Rep. Hensarling also wants to dismantle the Consumer Financial Protection Bureau, which was the creation of Sen. Elizabeth Warren, when she was still a law professor at Harvard, at the direction of President Barack Obama.

The CFPB has become a policing agency, rather than a consumer protection agency, critics warn. Bankers have less and less control over who gets loans, and the federal government has increasing authority.

Hensarling described the CFPB as making rules that are unfair, deceptive, and abusive.

Rep. Maxine Waters, D-Calif., said Democrats will fight. “This bill must not become law. There is too much at stake for consumers and for our whole economy.” She called the bill “dead on arrival.”
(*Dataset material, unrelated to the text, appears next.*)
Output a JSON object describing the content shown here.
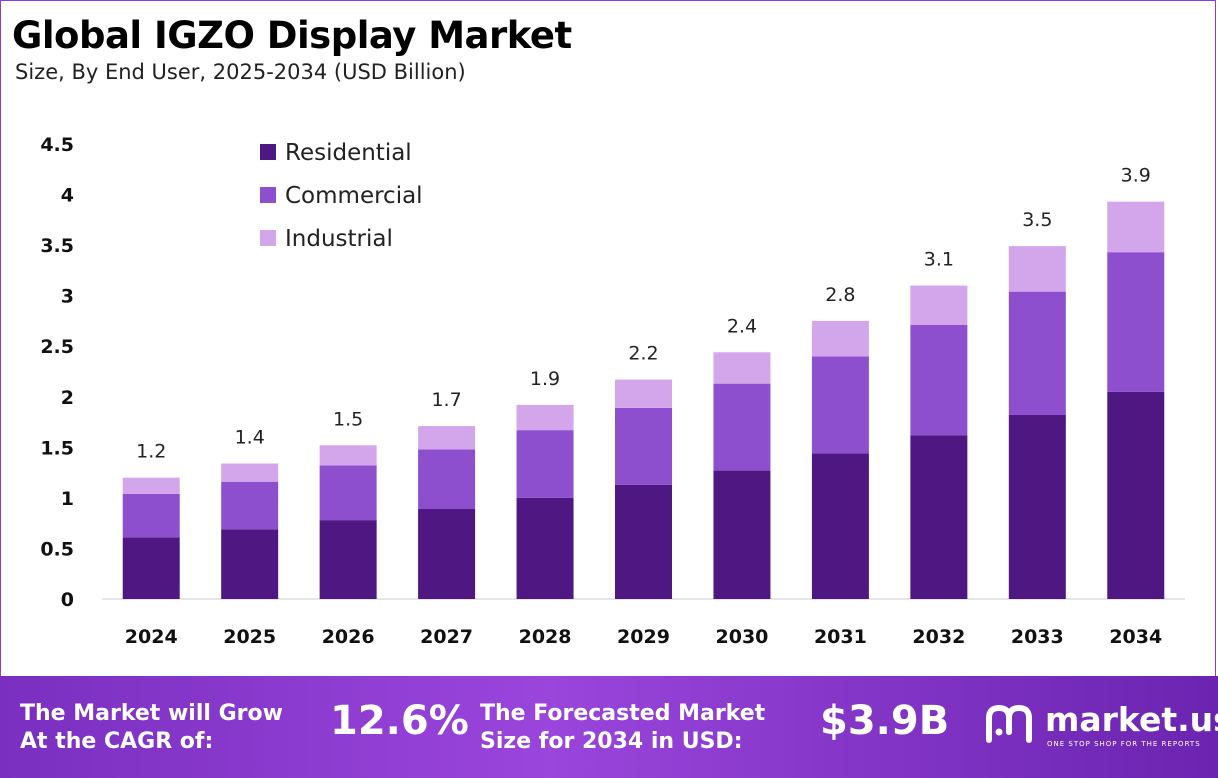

Democrats are so fiercely fighting reform that today they are insisting the entire 500-page CHOICE Act be read into the record, word by word — a form of filibuster in committee. The reading of the bill started at roughly 8 am Alaska time and was continuing as of 10 am.

Tuesday’s hearing is the latest in a series of partisan battles on the Financial Services hearing over the future of Dodd-Frank.

What Rep. Waters and her ilk are actually fighting is stronger economic growth. Since the passage of Dodd-Frank, the U.S. economy has been “stuck in second gear,” with the weakest economic expansion since the 1930s.

That is not a coincidence.

If one needs confirmation of the stifling effects of Dodd-Frank, look no further than this:  Since 2010, the U.S. has had only one new bank charter, an Amish bank in Pennsylvania — Bank of Bird-in-Hand, which started in 2013.  Because, perhaps, only the Amish have the patience to deal with the federal government.

Hensarling’s bill would give regulatory relief for dozens of provisions now in Dodd-Frank, but although it’s likely to pass the House, it will face headwinds in the Senate.

Ironically, Wall Street bankers in the top tier have started to like Dodd-Frank, because it keeps the competition down, making the nation’s largest institutions more profitable.

In that sense, Dodd-Frank is a law that only the biggest banks (and economically illiterate Democrats) can love.